To me it sounded pretty cool. Why? Because this would mean I could get off my fear of rejection quite easily, right? So I looked deep into psychology and psychotherapy what they have to say on this topic. Most specifically, evidence-based psychotherapies, so cognitive behavioral therapy. And they had a solution for this since the 1950s. And this solution was called exposure therapy. Why exposure therapy? Because similar to comfort zone challenges, you go out, you expose yourself to the thing that scares you. And there also is an explanation why this whole thing works.
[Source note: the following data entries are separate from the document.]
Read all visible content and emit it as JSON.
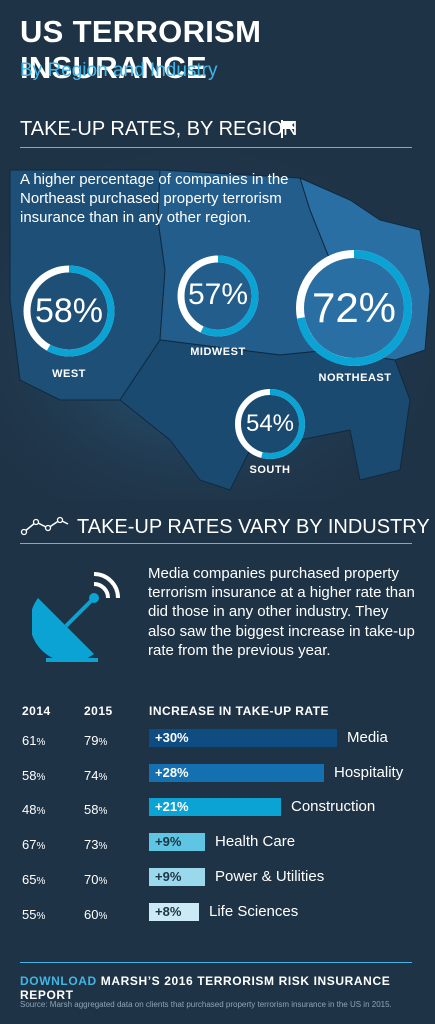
{
  "header": {
    "title": "US TERRORISM INSURANCE",
    "subtitle": "By Region and Industry"
  },
  "region_section": {
    "heading": "TAKE-UP RATES, BY REGION",
    "intro": "A higher percentage of companies in the Northeast purchased property terrorism insurance than in any other region.",
    "regions": [
      {
        "name": "WEST",
        "value_label": "58%",
        "value": 58
      },
      {
        "name": "MIDWEST",
        "value_label": "57%",
        "value": 57
      },
      {
        "name": "NORTHEAST",
        "value_label": "72%",
        "value": 72
      },
      {
        "name": "SOUTH",
        "value_label": "54%",
        "value": 54
      }
    ]
  },
  "industry_section": {
    "heading": "TAKE-UP RATES VARY BY INDUSTRY",
    "description": "Media companies purchased property terrorism insurance at a higher rate than did those in any other industry. They also saw the biggest increase in take-up rate from the previous year.",
    "columns": {
      "y2014": "2014",
      "y2015": "2015",
      "increase": "INCREASE IN TAKE-UP RATE"
    },
    "rows": [
      {
        "industry": "Media",
        "y2014": "61",
        "y2015": "79",
        "increase_label": "+30%",
        "increase": 30,
        "color": "#0f4c81"
      },
      {
        "industry": "Hospitality",
        "y2014": "58",
        "y2015": "74",
        "increase_label": "+28%",
        "increase": 28,
        "color": "#1470b0"
      },
      {
        "industry": "Construction",
        "y2014": "48",
        "y2015": "58",
        "increase_label": "+21%",
        "increase": 21,
        "color": "#0aa3d4"
      },
      {
        "industry": "Health Care",
        "y2014": "67",
        "y2015": "73",
        "increase_label": "+9%",
        "increase": 9,
        "color": "#5ec6e3"
      },
      {
        "industry": "Power & Utilities",
        "y2014": "65",
        "y2015": "70",
        "increase_label": "+9%",
        "increase": 9,
        "color": "#9ad8ec"
      },
      {
        "industry": "Life Sciences",
        "y2014": "55",
        "y2015": "60",
        "increase_label": "+8%",
        "increase": 8,
        "color": "#cbeaf5"
      }
    ]
  },
  "footer": {
    "download": "DOWNLOAD",
    "report": "MARSH’S 2016 TERRORISM RISK INSURANCE REPORT",
    "source": "Source: Marsh aggregated data on clients that purchased property terrorism insurance in the US in 2015."
  },
  "colors": {
    "accent": "#41b6e6",
    "background": "#1f3346",
    "ring_track": "#ffffff"
  },
  "icons": [
    "flag-icon",
    "trend-line-icon",
    "satellite-dish-icon"
  ]
}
Okay, so like in really over-simplified way, you have autonomic nervous system that fires a fear response. So your autonomic nervous system, at this part of your nervous system that you can control consciously and they are responsible like for sweating, heart rate and so on and the fear response. And at one point or the other in your life, you encounter a situation and your autonomic nervous system for whatever reason learned to respond to the situation with fear. And from that on, every time you encounter the situation again, your autonomic nervous system will send the fear response, even though you consciously understand the situation is not dangerous or scary.
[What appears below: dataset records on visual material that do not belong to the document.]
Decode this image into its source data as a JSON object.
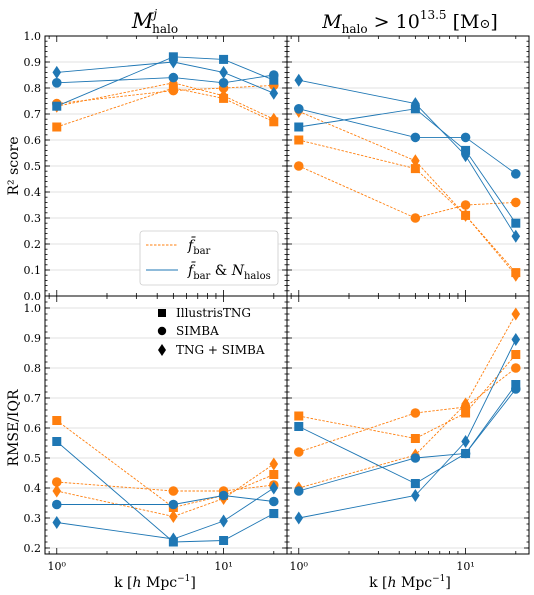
{
  "titles": {
    "left_base": "M",
    "left_sup": "j",
    "left_sub": "halo",
    "right_base": "M",
    "right_sub": "halo",
    "right_rest": " > 10",
    "right_exp": "13.5",
    "right_unit_open": " [M",
    "right_unit_sym": "⊙",
    "right_unit_close": "]"
  },
  "ylabel_top": "R² score",
  "ylabel_bottom": "RMSE/IQR",
  "xlabel": "k [h Mpc⁻¹]",
  "legend_lines": {
    "fbar": "f̄ bar",
    "fbar_n": "f̄ bar & N halos"
  },
  "legend_markers": {
    "tng": "IllustrisTNG",
    "simba": "SIMBA",
    "both": "TNG + SIMBA"
  },
  "colors": {
    "fbar": "#ff7f0e",
    "fbar_n": "#1f77b4"
  },
  "chart_data": [
    {
      "type": "line",
      "panel": "top-left",
      "title": "M^j_halo",
      "ylabel": "R² score",
      "xscale": "log",
      "xlim": [
        0.85,
        24
      ],
      "ylim": [
        0.0,
        1.0
      ],
      "yticks": [
        "0.0",
        "0.1",
        "0.2",
        "0.3",
        "0.4",
        "0.5",
        "0.6",
        "0.7",
        "0.8",
        "0.9",
        "1.0"
      ],
      "x": [
        1,
        5,
        10,
        20
      ],
      "series": [
        {
          "name": "f̄ bar",
          "sim": "IllustrisTNG",
          "values": [
            0.65,
            0.8,
            0.76,
            0.67
          ]
        },
        {
          "name": "f̄ bar",
          "sim": "SIMBA",
          "values": [
            0.74,
            0.79,
            0.8,
            0.81
          ]
        },
        {
          "name": "f̄ bar",
          "sim": "TNG + SIMBA",
          "values": [
            0.73,
            0.82,
            0.77,
            0.68
          ]
        },
        {
          "name": "f̄ bar & N halos",
          "sim": "IllustrisTNG",
          "values": [
            0.73,
            0.92,
            0.91,
            0.83
          ]
        },
        {
          "name": "f̄ bar & N halos",
          "sim": "SIMBA",
          "values": [
            0.82,
            0.84,
            0.82,
            0.85
          ]
        },
        {
          "name": "f̄ bar & N halos",
          "sim": "TNG + SIMBA",
          "values": [
            0.86,
            0.9,
            0.86,
            0.78
          ]
        }
      ]
    },
    {
      "type": "line",
      "panel": "top-right",
      "title": "M_halo > 10^13.5 [M⊙]",
      "xscale": "log",
      "xlim": [
        0.85,
        24
      ],
      "ylim": [
        0.0,
        1.0
      ],
      "x": [
        1,
        5,
        10,
        20
      ],
      "series": [
        {
          "name": "f̄ bar",
          "sim": "IllustrisTNG",
          "values": [
            0.6,
            0.49,
            0.31,
            0.09
          ]
        },
        {
          "name": "f̄ bar",
          "sim": "SIMBA",
          "values": [
            0.5,
            0.3,
            0.35,
            0.36
          ]
        },
        {
          "name": "f̄ bar",
          "sim": "TNG + SIMBA",
          "values": [
            0.71,
            0.52,
            0.31,
            0.08
          ]
        },
        {
          "name": "f̄ bar & N halos",
          "sim": "IllustrisTNG",
          "values": [
            0.65,
            0.72,
            0.56,
            0.28
          ]
        },
        {
          "name": "f̄ bar & N halos",
          "sim": "SIMBA",
          "values": [
            0.72,
            0.61,
            0.61,
            0.47
          ]
        },
        {
          "name": "f̄ bar & N halos",
          "sim": "TNG + SIMBA",
          "values": [
            0.83,
            0.74,
            0.54,
            0.23
          ]
        }
      ]
    },
    {
      "type": "line",
      "panel": "bottom-left",
      "ylabel": "RMSE/IQR",
      "xlabel": "k [h Mpc⁻¹]",
      "xscale": "log",
      "xlim": [
        0.85,
        24
      ],
      "ylim": [
        0.18,
        1.04
      ],
      "yticks": [
        "0.2",
        "0.3",
        "0.4",
        "0.5",
        "0.6",
        "0.7",
        "0.8",
        "0.9",
        "1.0"
      ],
      "xticks": [
        "10⁰",
        "10¹"
      ],
      "x": [
        1,
        5,
        10,
        20
      ],
      "series": [
        {
          "name": "f̄ bar",
          "sim": "IllustrisTNG",
          "values": [
            0.625,
            0.335,
            0.375,
            0.445
          ]
        },
        {
          "name": "f̄ bar",
          "sim": "SIMBA",
          "values": [
            0.42,
            0.39,
            0.39,
            0.41
          ]
        },
        {
          "name": "f̄ bar",
          "sim": "TNG + SIMBA",
          "values": [
            0.39,
            0.305,
            0.365,
            0.48
          ]
        },
        {
          "name": "f̄ bar & N halos",
          "sim": "IllustrisTNG",
          "values": [
            0.555,
            0.22,
            0.225,
            0.315
          ]
        },
        {
          "name": "f̄ bar & N halos",
          "sim": "SIMBA",
          "values": [
            0.345,
            0.345,
            0.375,
            0.355
          ]
        },
        {
          "name": "f̄ bar & N halos",
          "sim": "TNG + SIMBA",
          "values": [
            0.285,
            0.23,
            0.29,
            0.4
          ]
        }
      ]
    },
    {
      "type": "line",
      "panel": "bottom-right",
      "xlabel": "k [h Mpc⁻¹]",
      "xscale": "log",
      "xlim": [
        0.85,
        24
      ],
      "ylim": [
        0.18,
        1.04
      ],
      "xticks": [
        "10⁰",
        "10¹"
      ],
      "x": [
        1,
        5,
        10,
        20
      ],
      "series": [
        {
          "name": "f̄ bar",
          "sim": "IllustrisTNG",
          "values": [
            0.64,
            0.565,
            0.65,
            0.845
          ]
        },
        {
          "name": "f̄ bar",
          "sim": "SIMBA",
          "values": [
            0.52,
            0.65,
            0.67,
            0.8
          ]
        },
        {
          "name": "f̄ bar",
          "sim": "TNG + SIMBA",
          "values": [
            0.4,
            0.51,
            0.68,
            0.98
          ]
        },
        {
          "name": "f̄ bar & N halos",
          "sim": "IllustrisTNG",
          "values": [
            0.605,
            0.415,
            0.515,
            0.745
          ]
        },
        {
          "name": "f̄ bar & N halos",
          "sim": "SIMBA",
          "values": [
            0.39,
            0.5,
            0.515,
            0.73
          ]
        },
        {
          "name": "f̄ bar & N halos",
          "sim": "TNG + SIMBA",
          "values": [
            0.3,
            0.375,
            0.555,
            0.895
          ]
        }
      ]
    }
  ]
}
So not to fear over it what you need to do is the following. You put yourself in a situation, you get anxious, scared, whatsoever and you stay in there, so your anxiety step-by-step decreases and your autonomic nervous system learns, hey, the situation is actually not scary. So that is the process how you become more confident. And for me, I want – hey, this sounds pretty good.
So I decided to start doing comfort zone challenges. And I have very very vivid memories on my first comfort zone challenge, and it was a Thursday when I committed myself to start – to do comfort zone challenges. And with most things, you know, when you commit to do something what do you say, I will start tomorrow. So one Thursday, I said, okay I will start tomorrow.
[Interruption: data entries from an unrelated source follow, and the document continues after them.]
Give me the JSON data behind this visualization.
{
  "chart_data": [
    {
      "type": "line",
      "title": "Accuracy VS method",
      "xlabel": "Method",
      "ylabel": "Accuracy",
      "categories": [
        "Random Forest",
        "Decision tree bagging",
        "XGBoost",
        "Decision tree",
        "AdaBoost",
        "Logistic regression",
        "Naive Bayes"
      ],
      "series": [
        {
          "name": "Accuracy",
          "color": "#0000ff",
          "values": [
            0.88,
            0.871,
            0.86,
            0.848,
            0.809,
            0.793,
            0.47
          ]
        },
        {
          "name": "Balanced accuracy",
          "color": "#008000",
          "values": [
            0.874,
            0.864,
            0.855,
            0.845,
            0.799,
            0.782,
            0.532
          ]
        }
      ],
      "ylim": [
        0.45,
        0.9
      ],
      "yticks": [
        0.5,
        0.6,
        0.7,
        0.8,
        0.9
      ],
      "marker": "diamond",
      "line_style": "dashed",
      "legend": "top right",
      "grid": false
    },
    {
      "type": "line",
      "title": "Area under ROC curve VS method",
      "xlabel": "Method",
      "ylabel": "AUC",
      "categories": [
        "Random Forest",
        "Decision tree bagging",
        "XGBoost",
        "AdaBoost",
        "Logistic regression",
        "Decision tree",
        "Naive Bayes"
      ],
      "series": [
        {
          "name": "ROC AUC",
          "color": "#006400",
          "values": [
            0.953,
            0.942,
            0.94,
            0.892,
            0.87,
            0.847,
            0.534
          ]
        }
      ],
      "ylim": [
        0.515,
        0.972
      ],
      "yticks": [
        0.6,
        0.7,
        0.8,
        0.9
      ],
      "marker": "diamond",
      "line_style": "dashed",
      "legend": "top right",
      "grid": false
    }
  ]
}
The same day, Thursday afternoon I was going home from university, waiting for my train around five o’clock, rush hour, people everywhere. So I was standing there, waiting for the train. I was thinking, well, I’m going to lay down on the floor for 30 seconds tomorrow, that’s a pretty scary thing.
And when my train arrived, I was thinking, hey, why shouldn’t I do today? And the moment I just started pondering with the idea, boom, two things happened. On the one hand, oops, my heart started to race, my hands were getting sweaty, it was kind of hard to swallow, this is on the one hand. On the other hand, boom, boom, boom, all those really really good excuses popped up, like your friend is waiting at home, the floor is dirty, what might other people think and so on and so on.
So standing there, you know, kind of like torn in between. On the one hand, I wanted to do it. On the other hand, excuses and the fear. So what did I say? I said, you know, my train was going to say, fuck it, you do tomorrow.
So I walked with the train, and then I can remember it, with the first step, I had this epiphany, this aha moment. So I understood something — I heard this concept before but now I really understood it. Because this fear will always be there and those really good excuses will always be there. So if you’ve allowed this set of rationalizations and this fear to hold me back now, I will never do it. So I put on my bag, turned around, lay down, almost – honestly guys, I was terrified, so I lay down, and my heart was racing.
And then I noticed three things. The first thing was, of course, I got a lot of weird looks. People walking past me gave me weird looks. There was even one mom with a kid, the kid wanted to walk to me because it was interesting, the mom pulled away, don’t go next to this stranger dude. But I also noticed that all those weird looks were not scary of a thought.
The second thing I noticed was that a lot of people were really confused, because I knew what I was doing but they didn’t have a clue of what I was doing down the floor, right?
And the third thing that I noticed was the majority of the people didn’t even care. They didn’t even look at me. They all walked so close to me, they didn’t even look at me.
And with every second, I got more and more relaxed and I have like one or two minutes, completely anxiety vanished. I got pick up, picked up my bag, I still noticed all the people were looking to me, got on the train, went home, looked out the window with a big smile on the face.
So that was my first comfort zone challenge ever. And from that I made a list of all my fears and step by step took out all my fears. And some went away quite fast, other took longer to overcome and so on. Then I saw how it helped me, so I told my friends about it.